Events such as Hurricane Sandy were not freak events, she stated. They were the impact of climate change. Countries, irrespective of whether they were rich or poor, were exposed to that risk. Climate scientists had long warned the international community to be prepared for more disasters.
In many of the fast-growing economies, she said, disaster risk and economic development were tied together. However, in certain regions, such as Asia and Africa, risk accumulation was outpacing growing economic development. Particularly vulnerable were coastal belts and flood deltas, where much of the economic growth was being generated. Those areas were also seeing the fastest population growth.
Therefore, she stressed, disaster risk mitigation was a development issue which needed to be dealt with in the overall strategic development planning of countries. It was vital, not just for Governments, but for businesses and ordinary citizens, as well, to fully recognize and integrate disaster risk into planning. Early warning systems and preparedness, she underscored, saved lives.
At the policy level, it was especially crucial to influence the sustainable development agenda, she asserted. If sustainable development did not include clear recognition of disaster risk, it was not very realistic. In the past 30 years, billions of dollars had been destroyed by disaster risk.
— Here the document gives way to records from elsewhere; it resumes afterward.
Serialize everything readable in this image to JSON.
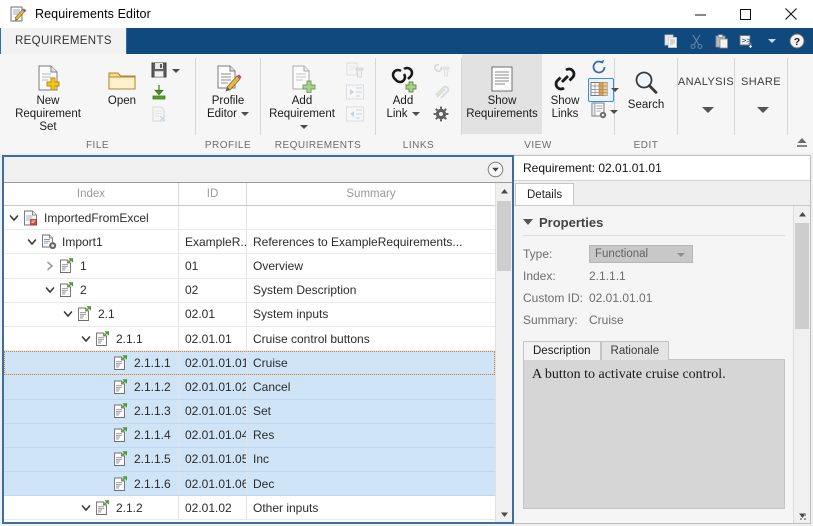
{
  "window": {
    "title": "Requirements Editor",
    "icon": "requirements-editor-icon",
    "minimize": "—",
    "maximize": "□",
    "close": "✕"
  },
  "quick_access": {
    "items": [
      {
        "name": "copy-icon",
        "label": "Copy",
        "enabled": true
      },
      {
        "name": "cut-icon",
        "label": "Cut",
        "enabled": false
      },
      {
        "name": "paste-icon",
        "label": "Paste",
        "enabled": true
      },
      {
        "name": "new-script-icon",
        "label": "New Script",
        "enabled": true
      },
      {
        "name": "quick-access-more-icon",
        "label": "More",
        "enabled": true
      },
      {
        "name": "help-icon",
        "label": "Help",
        "enabled": true
      }
    ]
  },
  "ribbon": {
    "tabs": [
      {
        "label": "REQUIREMENTS",
        "active": true
      }
    ],
    "groups": [
      {
        "label": "FILE",
        "buttons": [
          {
            "label_line1": "New",
            "label_line2": "Requirement Set",
            "icon": "new-requirement-set-icon"
          },
          {
            "label_line1": "Open",
            "label_line2": "",
            "icon": "open-folder-icon"
          }
        ],
        "small_buttons": [
          {
            "icon": "save-icon",
            "label": "Save",
            "has_caret": true
          },
          {
            "icon": "import-icon",
            "label": "Import",
            "has_caret": false
          },
          {
            "icon": "delete-file-icon",
            "label": "Close",
            "has_caret": false
          }
        ]
      },
      {
        "label": "PROFILE",
        "buttons": [
          {
            "label_line1": "Profile",
            "label_line2": "Editor",
            "icon": "profile-editor-icon",
            "has_caret": true
          }
        ],
        "small_buttons": []
      },
      {
        "label": "REQUIREMENTS",
        "buttons": [
          {
            "label_line1": "Add",
            "label_line2": "Requirement",
            "icon": "add-requirement-icon",
            "has_caret": true
          }
        ],
        "small_buttons": [
          {
            "icon": "delete-requirement-icon",
            "label": "Delete Requirement",
            "has_caret": false
          },
          {
            "icon": "promote-requirement-icon",
            "label": "Promote",
            "has_caret": false
          },
          {
            "icon": "demote-requirement-icon",
            "label": "Demote",
            "has_caret": false
          }
        ]
      },
      {
        "label": "LINKS",
        "buttons": [
          {
            "label_line1": "Add",
            "label_line2": "Link",
            "icon": "add-link-icon",
            "has_caret": true
          }
        ],
        "small_buttons": [
          {
            "icon": "delete-link-icon",
            "label": "Delete Link",
            "has_caret": false
          },
          {
            "icon": "link-attachment-icon",
            "label": "Link Attachment",
            "has_caret": false
          },
          {
            "icon": "link-settings-icon",
            "label": "Link Settings",
            "has_caret": false
          }
        ]
      },
      {
        "label": "VIEW",
        "buttons": [
          {
            "label_line1": "Show",
            "label_line2": "Requirements",
            "icon": "show-requirements-icon",
            "selected": true
          },
          {
            "label_line1": "Show",
            "label_line2": "Links",
            "icon": "show-links-icon"
          }
        ],
        "small_buttons": [
          {
            "icon": "refresh-icon",
            "label": "Refresh",
            "has_caret": false
          },
          {
            "icon": "columns-icon",
            "label": "Columns",
            "has_caret": true,
            "highlighted": true
          },
          {
            "icon": "report-icon",
            "label": "Report",
            "has_caret": true
          }
        ]
      },
      {
        "label": "EDIT",
        "buttons": [
          {
            "label_line1": "Search",
            "label_line2": "",
            "icon": "search-icon"
          }
        ],
        "small_buttons": []
      }
    ],
    "vertical_groups": [
      {
        "label": "ANALYSIS",
        "icon": "chevron-down-icon"
      },
      {
        "label": "SHARE",
        "icon": "chevron-down-icon"
      }
    ],
    "collapse_icon": "collapse-ribbon-icon"
  },
  "tree_panel": {
    "dropdown_icon": "panel-options-icon",
    "columns": [
      "Index",
      "ID",
      "Summary"
    ],
    "rows": [
      {
        "depth": 0,
        "twisty": "expanded",
        "icon": "requirement-set-icon",
        "index": "ImportedFromExcel",
        "id": "",
        "summary": "",
        "selected": false,
        "focused": false
      },
      {
        "depth": 1,
        "twisty": "expanded",
        "icon": "import-node-icon",
        "index": "Import1",
        "id": "ExampleR...",
        "summary": "References to ExampleRequirements...",
        "selected": false,
        "focused": false
      },
      {
        "depth": 2,
        "twisty": "collapsed",
        "icon": "requirement-icon",
        "index": "1",
        "id": "01",
        "summary": "Overview",
        "selected": false,
        "focused": false
      },
      {
        "depth": 2,
        "twisty": "expanded",
        "icon": "requirement-icon",
        "index": "2",
        "id": "02",
        "summary": "System Description",
        "selected": false,
        "focused": false
      },
      {
        "depth": 3,
        "twisty": "expanded",
        "icon": "requirement-icon",
        "index": "2.1",
        "id": "02.01",
        "summary": "System inputs",
        "selected": false,
        "focused": false
      },
      {
        "depth": 4,
        "twisty": "expanded",
        "icon": "requirement-icon",
        "index": "2.1.1",
        "id": "02.01.01",
        "summary": "Cruise control buttons",
        "selected": false,
        "focused": false
      },
      {
        "depth": 5,
        "twisty": "none",
        "icon": "requirement-icon",
        "index": "2.1.1.1",
        "id": "02.01.01.01",
        "summary": "Cruise",
        "selected": true,
        "focused": true
      },
      {
        "depth": 5,
        "twisty": "none",
        "icon": "requirement-icon",
        "index": "2.1.1.2",
        "id": "02.01.01.02",
        "summary": "Cancel",
        "selected": true,
        "focused": false
      },
      {
        "depth": 5,
        "twisty": "none",
        "icon": "requirement-icon",
        "index": "2.1.1.3",
        "id": "02.01.01.03",
        "summary": "Set",
        "selected": true,
        "focused": false
      },
      {
        "depth": 5,
        "twisty": "none",
        "icon": "requirement-icon",
        "index": "2.1.1.4",
        "id": "02.01.01.04",
        "summary": "Res",
        "selected": true,
        "focused": false
      },
      {
        "depth": 5,
        "twisty": "none",
        "icon": "requirement-icon",
        "index": "2.1.1.5",
        "id": "02.01.01.05",
        "summary": "Inc",
        "selected": true,
        "focused": false
      },
      {
        "depth": 5,
        "twisty": "none",
        "icon": "requirement-icon",
        "index": "2.1.1.6",
        "id": "02.01.01.06",
        "summary": "Dec",
        "selected": true,
        "focused": false
      },
      {
        "depth": 4,
        "twisty": "expanded",
        "icon": "requirement-icon",
        "index": "2.1.2",
        "id": "02.01.02",
        "summary": "Other inputs",
        "selected": false,
        "focused": false
      }
    ]
  },
  "details_panel": {
    "title": "Requirement: 02.01.01.01",
    "tabs": [
      {
        "label": "Details",
        "active": true
      }
    ],
    "properties": {
      "section_label": "Properties",
      "type_label": "Type:",
      "type_value": "Functional",
      "index_label": "Index:",
      "index_value": "2.1.1.1",
      "custom_id_label": "Custom ID:",
      "custom_id_value": "02.01.01.01",
      "summary_label": "Summary:",
      "summary_value": "Cruise"
    },
    "description_tabs": [
      {
        "label": "Description",
        "active": true
      },
      {
        "label": "Rationale",
        "active": false
      }
    ],
    "description_text": "A button to activate cruise control."
  },
  "colors": {
    "ribbon_accent": "#10497e",
    "panel_border": "#3a6ea5",
    "selection": "#cfe4f7",
    "focus_outline": "#e07b1a"
  }
}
Responding to questions about investment in disaster risk mitigation in emerging economies, she stated that many countries in Asia had fully realized that their rapid growth was vulnerable to disaster risk and were now developing systems to protect themselves. She pointed to China, Indonesia and Viet Nam as examples.
She went on to say that, although Africa faced more challenges to disaster risk planning, it had also initiated visionary projects such as “the green wall”. African countries were building a belt of green that would go from West Africa to the horn of the continent, in order to slow down soil erosion. Various multilateral organizations in Africa were also involved with trying to mitigate the impact of droughts and their impact on food security.
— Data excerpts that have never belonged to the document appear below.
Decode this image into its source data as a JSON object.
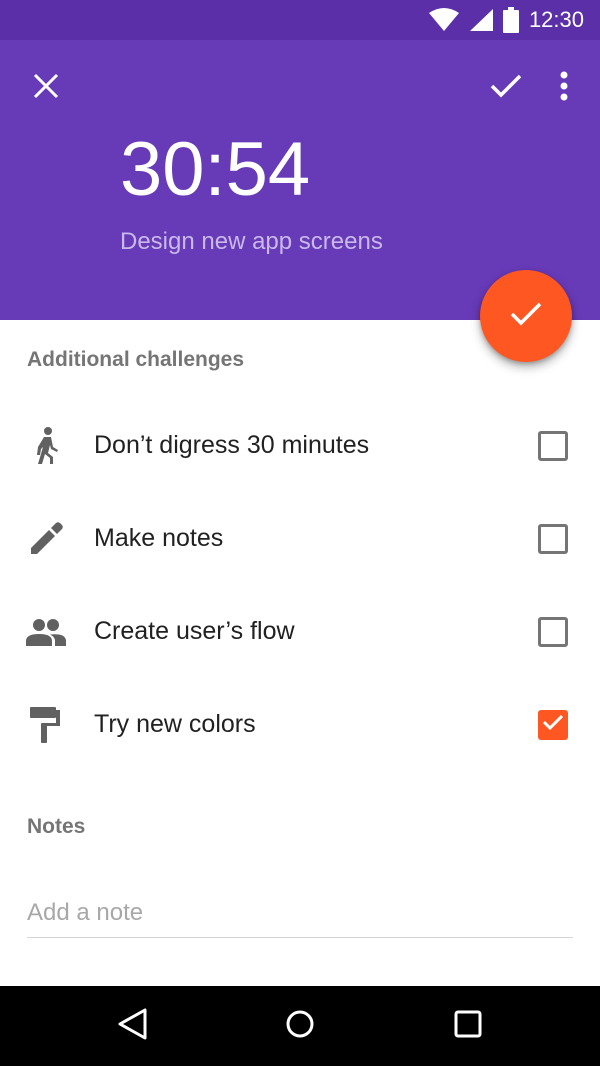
{
  "status_bar": {
    "time": "12:30",
    "icons": [
      "wifi-icon",
      "signal-icon",
      "battery-icon"
    ]
  },
  "header": {
    "timer": "30:54",
    "task_title": "Design new app screens",
    "icons": [
      "close-icon",
      "check-icon",
      "more-vert-icon"
    ]
  },
  "fab": {
    "icon": "check-icon"
  },
  "challenges": {
    "title": "Additional challenges",
    "items": [
      {
        "label": "Don’t digress 30 minutes",
        "icon": "walk-icon",
        "checked": false
      },
      {
        "label": "Make notes",
        "icon": "pencil-icon",
        "checked": false
      },
      {
        "label": "Create user’s flow",
        "icon": "people-icon",
        "checked": false
      },
      {
        "label": "Try new colors",
        "icon": "paint-roller-icon",
        "checked": true
      }
    ]
  },
  "notes": {
    "title": "Notes",
    "placeholder": "Add a note",
    "value": ""
  },
  "nav_bar": {
    "icons": [
      "back-icon",
      "home-icon",
      "recents-icon"
    ]
  },
  "colors": {
    "primary": "#673AB7",
    "primary_dark": "#5A2FA8",
    "accent": "#FF5722"
  }
}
In response to another question about the United Nations response to Hurricane Sandy and lessons to be learned from that event, she said that while emergency preparedness and communication had been excellent in New York City, urban areas were in general highly dependent on modern technology. As a result, “when power goes down, we don’t know how to operate,” she observed. Therefore, modern cities were more vulnerable today than they were a hundred years ago. The United Nations Headquarters was part of that environment.
“The next disaster would not be exactly the same,” she warned. The important lesson to learn was how to balance optimum investment in infrastructure with public awareness. While hard measures were important, educating and organizing communities was equally key.